Auf die Treuhand sind die Simson-Arbeiter nicht gut zu sprechen, hat doch beim „größten Konzern der Welt“ Privatisierung Vorrang vor Sanierung. „Die haben noch keinen einzigen Betrieb saniert, die wollen nur verkaufen“, schildert Winter seine Erfahrungen mit der Treuhand. Roland Deschler (SPD), stellvertretender OB von Suhl, wirft der Berliner Anstalt „schleppende Aktion“ vor und solidarisiert sich mit der Belegschaft.
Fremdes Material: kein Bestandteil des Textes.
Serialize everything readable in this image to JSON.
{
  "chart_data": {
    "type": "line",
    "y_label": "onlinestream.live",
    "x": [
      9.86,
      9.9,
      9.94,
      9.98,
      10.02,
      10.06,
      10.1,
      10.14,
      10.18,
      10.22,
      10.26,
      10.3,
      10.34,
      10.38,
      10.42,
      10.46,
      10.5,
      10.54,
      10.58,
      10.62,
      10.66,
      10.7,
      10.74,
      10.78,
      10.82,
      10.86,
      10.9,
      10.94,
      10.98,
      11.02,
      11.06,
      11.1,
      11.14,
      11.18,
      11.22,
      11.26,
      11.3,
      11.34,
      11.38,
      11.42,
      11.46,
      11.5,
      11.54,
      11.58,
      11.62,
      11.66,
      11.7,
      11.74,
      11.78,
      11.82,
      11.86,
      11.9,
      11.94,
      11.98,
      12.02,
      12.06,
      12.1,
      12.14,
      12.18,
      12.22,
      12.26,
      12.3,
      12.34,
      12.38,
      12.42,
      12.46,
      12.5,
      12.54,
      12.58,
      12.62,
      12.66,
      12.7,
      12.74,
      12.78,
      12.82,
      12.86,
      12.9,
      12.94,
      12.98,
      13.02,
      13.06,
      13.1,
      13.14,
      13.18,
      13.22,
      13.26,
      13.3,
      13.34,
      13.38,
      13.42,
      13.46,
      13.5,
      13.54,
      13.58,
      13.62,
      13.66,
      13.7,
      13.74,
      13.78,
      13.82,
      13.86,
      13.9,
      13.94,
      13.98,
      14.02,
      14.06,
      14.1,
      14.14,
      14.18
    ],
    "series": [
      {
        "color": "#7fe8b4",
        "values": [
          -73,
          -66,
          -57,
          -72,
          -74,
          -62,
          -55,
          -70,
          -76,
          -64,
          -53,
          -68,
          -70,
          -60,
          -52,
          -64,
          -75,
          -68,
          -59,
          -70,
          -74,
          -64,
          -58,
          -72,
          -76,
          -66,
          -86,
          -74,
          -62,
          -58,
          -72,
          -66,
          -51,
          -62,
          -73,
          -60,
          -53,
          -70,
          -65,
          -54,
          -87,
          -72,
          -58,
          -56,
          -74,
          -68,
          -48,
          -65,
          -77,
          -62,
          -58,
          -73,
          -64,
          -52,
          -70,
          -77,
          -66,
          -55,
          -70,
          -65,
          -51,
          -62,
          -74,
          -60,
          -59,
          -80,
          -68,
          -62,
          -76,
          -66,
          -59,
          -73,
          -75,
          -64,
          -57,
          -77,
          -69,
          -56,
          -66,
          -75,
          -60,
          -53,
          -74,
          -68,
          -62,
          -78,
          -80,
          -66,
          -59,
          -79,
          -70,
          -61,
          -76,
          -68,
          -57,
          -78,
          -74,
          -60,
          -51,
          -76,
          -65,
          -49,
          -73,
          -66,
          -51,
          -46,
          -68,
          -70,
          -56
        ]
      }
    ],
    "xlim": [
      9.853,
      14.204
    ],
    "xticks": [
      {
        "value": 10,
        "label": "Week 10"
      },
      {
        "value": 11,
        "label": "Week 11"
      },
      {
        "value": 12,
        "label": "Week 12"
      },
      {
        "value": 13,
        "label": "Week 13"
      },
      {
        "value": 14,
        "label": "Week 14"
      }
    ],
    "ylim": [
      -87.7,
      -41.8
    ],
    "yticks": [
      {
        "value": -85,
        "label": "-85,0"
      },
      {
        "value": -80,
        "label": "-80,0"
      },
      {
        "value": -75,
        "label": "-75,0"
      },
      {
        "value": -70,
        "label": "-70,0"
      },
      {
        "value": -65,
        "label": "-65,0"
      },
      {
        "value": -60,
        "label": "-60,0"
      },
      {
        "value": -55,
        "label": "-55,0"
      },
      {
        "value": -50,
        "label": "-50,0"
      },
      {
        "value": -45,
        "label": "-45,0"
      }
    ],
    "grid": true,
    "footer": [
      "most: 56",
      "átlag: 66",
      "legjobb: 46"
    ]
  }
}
Die von einer großen Koalition aus CDU, SPD, FDP und DSU gebildete Ratsmehrheit hält Simson für ein „regionales Problem“. Bei der Bevölkerung sei, so Deschler, bereits „Ernüchterung“ eingetreten. Sprühschriften wie „Uns reicht's“ stören den trügerischen Frieden auf dem Weihnachtsmarkt. Dank der Galgenfrist durch die Treuhand rollen ab 7. Januar die Bänder bei Simson wieder. Für Januar stehen ganze 750 Mokicks und 350 Roller unter Vertrag. Dann wird sich in Gesprächen zwischen Treuhand, Landesregierung, Geschäftsleitung und Gewerkschaft entscheiden, ob der Slogan „Simson — Gute Fahrt in Stadt und Land“ noch Gültigkeit hat und das neuentwickelte Mokick mit Katalysator eine Chance für die Serienreife bekommt.